LAG Nürnberg, Urteil v. 20.11.2018, 7 Sa 95/18 (Revision eingelegt)

Leitsatz (amtlich)

Die Anforderung, dass Schülerinnen von Sportlehrerinnen im Sport unterrichtet werden, ist eine wesentliche und entscheidende berufliche Anforderung im Sinne des § 8 Abs. 1 AGG.

Sachverhalt

Der Beklagte, der eine Schule betreibt, schrieb eine Stelle aus, wonach eine weibliche Sportlehrkraft für die Mädchen der Oberstufe gesucht wurde. Als der Kläger sich darauf bewarb, teilte ihm der Beklagte mit, dass er eine weibliche Sportlehrkraft für die Mädchen suche. Der Kläger, der sich wegen seines Geschlechts diskriminiert fühlte, klagte auf Entschädigung nach dem AGG. Er wies hierbei unter anderem darauf hin, dass die unterschiedliche Behandlung wegen des Geschlechtes nicht gem. § 8 AGG gerechtfertigt sei, da die Tätigkeit eines Sportlehrers geschlechtsneutral sei. Es sei nicht auszuschließen, dass ein mögliches Unbehagen sowohl bei einem Schüler als auch bei einer Schülerin auftreten könne und das Geschlecht der Schüler und der Lehrer insoweit keine Rolle spiele. Der Beklagte machte geltend, er hätte den Kläger für die ausgeschriebene Stelle nicht einstellen dürfen, weil er damit gegen geltendes Recht, insbesondere gegen den Lehrplan für bayerische Schulen verstoßen hätte. Wenn er, der Beklagte, sich nicht an die Vorgaben halte, sei mit einem Einschreiten der Aufsichtsbehörde zu rechnen. Er hätte den Kläger nicht einstellen können, ohne den Widerruf der Genehmigung für den Betrieb der Schule zu riskieren. Zudem hätte er keine staatlichen Zuschüsse für den Kläger erhalten; denn der bayerische Landesgesetzgeber habe im Rahmen seiner ausschließlichen Gesetzgebungskompetenz von seiner Befugnis Gebrauch gemacht zu regeln, dass der Sportunterricht geschlechtsspezifisch erteilt werde. Nach dem Lehrplan-PLUS für bayerische Schulen werde der Basissportunterricht in nach Geschlechtern getrennten Sportklassen unterrichtet. Mädchen würden danach von weiblichen, Jungen von männlichen Sportlehrkräften unterrichtet.

Die Entscheidung

Die Klage hatte vor dem LAG keinen Erfolg. Revision wurde zugelassen.
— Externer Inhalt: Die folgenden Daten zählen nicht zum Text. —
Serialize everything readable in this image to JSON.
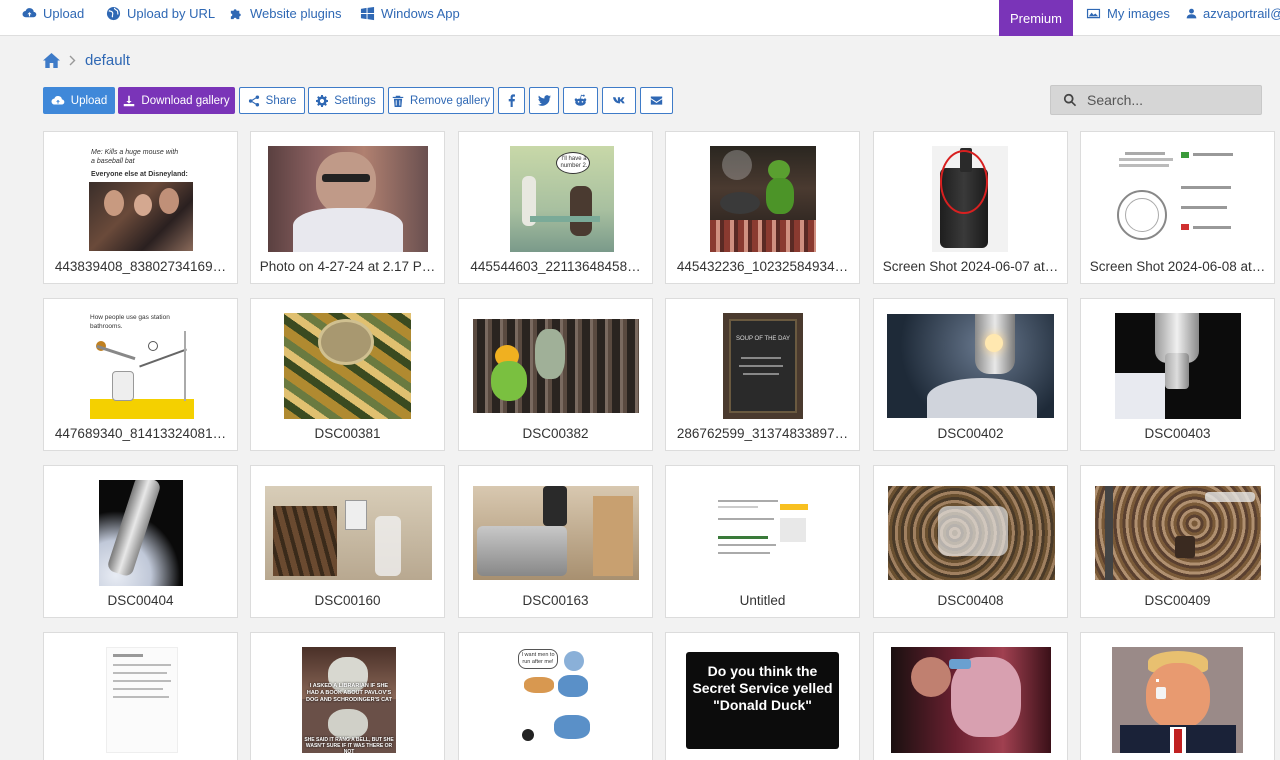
{
  "nav": {
    "upload": "Upload",
    "upload_by_url": "Upload by URL",
    "website_plugins": "Website plugins",
    "windows_app": "Windows App",
    "premium": "Premium",
    "my_images": "My images",
    "account": "azvaportrail@g"
  },
  "breadcrumb": {
    "current": "default"
  },
  "toolbar": {
    "upload": "Upload",
    "download_gallery": "Download gallery",
    "share": "Share",
    "settings": "Settings",
    "remove_gallery": "Remove gallery"
  },
  "search": {
    "placeholder": "Search..."
  },
  "colors": {
    "accent": "#3f88d9",
    "premium": "#7a34b8",
    "link": "#2f68b4"
  },
  "gallery": {
    "items": [
      {
        "caption": "443839408_83802734169…",
        "meme_line1": "Me:  Kills a huge mouse with",
        "meme_line2": "a baseball bat",
        "meme_line3": "Everyone else at Disneyland:"
      },
      {
        "caption": "Photo on 4-27-24 at 2.17 P…"
      },
      {
        "caption": "445544603_22113648458…",
        "bubble": "I'll have a number 2."
      },
      {
        "caption": "445432236_10232584934…"
      },
      {
        "caption": "Screen Shot 2024-06-07 at…"
      },
      {
        "caption": "Screen Shot 2024-06-08 at…"
      },
      {
        "caption": "447689340_81413324081…",
        "meme_line1": "How people use gas station",
        "meme_line2": "bathrooms."
      },
      {
        "caption": "DSC00381"
      },
      {
        "caption": "DSC00382"
      },
      {
        "caption": "286762599_31374833897…",
        "board": "SOUP OF THE DAY"
      },
      {
        "caption": "DSC00402"
      },
      {
        "caption": "DSC00403"
      },
      {
        "caption": "DSC00404"
      },
      {
        "caption": "DSC00160"
      },
      {
        "caption": "DSC00163"
      },
      {
        "caption": "Untitled"
      },
      {
        "caption": "DSC00408"
      },
      {
        "caption": "DSC00409"
      },
      {
        "caption": ""
      },
      {
        "caption": "",
        "meme_top": "I ASKED A LIBRARIAN IF SHE HAD A BOOK ABOUT PAVLOV'S DOG AND SCHRODINGER'S CAT",
        "meme_bottom": "SHE SAID IT RANG A BELL, BUT SHE WASN'T SURE IF IT WAS THERE OR NOT"
      },
      {
        "caption": "",
        "bubble": "I want men to run after me!"
      },
      {
        "caption": "",
        "sign": "Do you think the Secret Service yelled \"Donald Duck\""
      },
      {
        "caption": ""
      },
      {
        "caption": ""
      }
    ]
  }
}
Das Gericht entschied, dass keine unzulässige unterschiedliche Behandlung vorliege, sondern diese wegen beruflicher Anforderungen gem. § 8 Abs. 1 AGG gerechtfertigt sei, sodass dem Kläger kein Schadensersatzanspruch gem. §§ 7 Abs. 1, 15 Abs. 2 AGG zustehe.

Das LAG führte hierzu aus, dass für die Zulässigkeit einer unterschiedlichen Behandlung entscheidend sei, ob die geforderte Gleichgeschlechtlichkeit von Lehrkräften und Schülern eine wesentliche und entscheidende berufliche Anforderung i. S. d. § 8 Abs. 1 AGG darstelle. Voraussetzung hierfür sei, dass die ordnungsgemäße Durchführung der Tätigkeit von dem Unterscheidungsmerkmal abhänge und das Differenzierungsmerkmal nicht nur für unbedeutende, für den Arbeitsplatz nicht charakteristische Tätigkeiten notwendig sein dürfe.

Das Geschlecht bei Sportlehrern stelle – gemessen an diesen Kriterien – ein Merkmal dar, von dem die ordnungsgemäße Durchführung der Tätigkeit, d. h. des Sportunterrichts abhänge, da dieser im Vergleich zu anderen Lehrfächern durch besondere Körperlichkeit geprägt sei, z. B. durch Hilfeleistungen beim Turnen. Und gerade bei Mädchen sei u. a., so das LAG, das Schamgefühl ab Beginn der Pubertät stärker ausgeprägt, was dazu führen könne, dass körperliche Berührungen durch das andere Geschlecht schneller als unangemessen empfunden werden oder auch hormonell bedingte Unpässlichkeiten sich auf die sportliche Leistungsfähigkeit auswirken könnten, was jedoch ungern mit einem männlichen Sportlehrer erörtert werden würde.